APS, Advanced Planning & Scheduling, is own software category like ERP or MES. APS covers strategic, tactical and operational planning. The last, operational use case, is many times seen as the core of APS. Here planning is daily based finite capacity planning and scheduling. Target is to produce feasible plans to minimize excessive inventories and cut down radically order lead times. There are plenty of APS systems providers you may find by googling: type e.g. Advanced Planning and Scheduling software. The main competitor of APS is what else – corporate own precious Excel.

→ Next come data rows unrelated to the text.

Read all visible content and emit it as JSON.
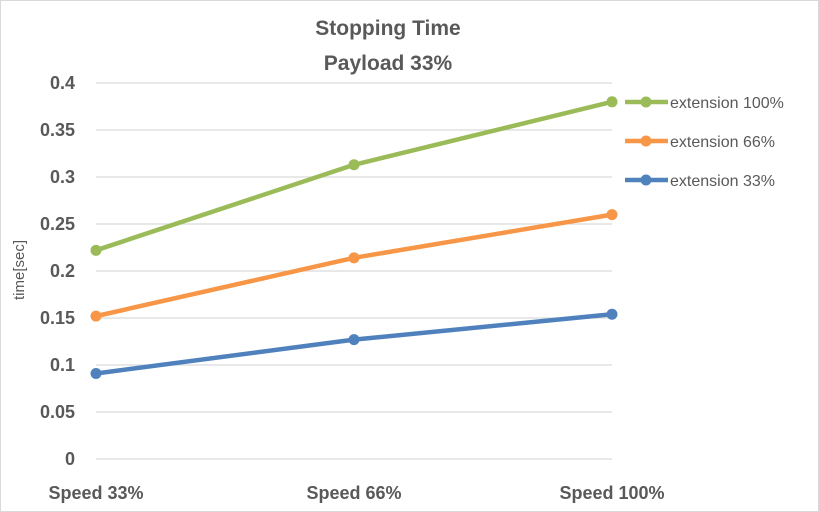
{
  "chart_data": {
    "type": "line",
    "title": "Stopping Time",
    "subtitle": "Payload 33%",
    "xlabel": "",
    "ylabel": "time[sec]",
    "categories": [
      "Speed 33%",
      "Speed 66%",
      "Speed 100%"
    ],
    "ylim": [
      0,
      0.4
    ],
    "yticks": [
      "0",
      "0.05",
      "0.1",
      "0.15",
      "0.2",
      "0.25",
      "0.3",
      "0.35",
      "0.4"
    ],
    "grid": true,
    "legend_position": "right",
    "series": [
      {
        "name": "extension 100%",
        "color": "#9bbb59",
        "values": [
          0.222,
          0.313,
          0.38
        ]
      },
      {
        "name": "extension 66%",
        "color": "#f79646",
        "values": [
          0.152,
          0.214,
          0.26
        ]
      },
      {
        "name": "extension 33%",
        "color": "#4f81bd",
        "values": [
          0.091,
          0.127,
          0.154
        ]
      }
    ]
  }
}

MES, on the other hand is for executing, controlling and monitoring. There are MES software without any planning functionality and then there are MES software which has finite capacity scheduling functionality. The functionality is not that rich as with pure APS software. In yearly “MES Product Survey” by CGI the proportion of FCS functionality with MES software is increasing. As MES is transactional software, it will be quite challenging to implement all rich planning features within MES context. Planning and scheduling requires simulations of different scenarios and should not automatically effect to execution.

When integrating MES and APS systems tightly together (close loop) will open up the gate way to truth “Real-Time Enterprise”. All rich APS functionalities are in use without any limitations. If APS system supports multi-site planning and industrial internet, the whole supply chain can be planned, executed and monitored with real-time fashion – globally without geographical restrictions. An example: when operation (work phase) in China is started a planner in US can see in real-time progressing of an order. Also a salesman can log in the MES/APS application via internet and browse when an order will be shipped to her/his customer – no phone calls, no emails. Note: salesman can’t plan of course. This is restricted by role-based attributes.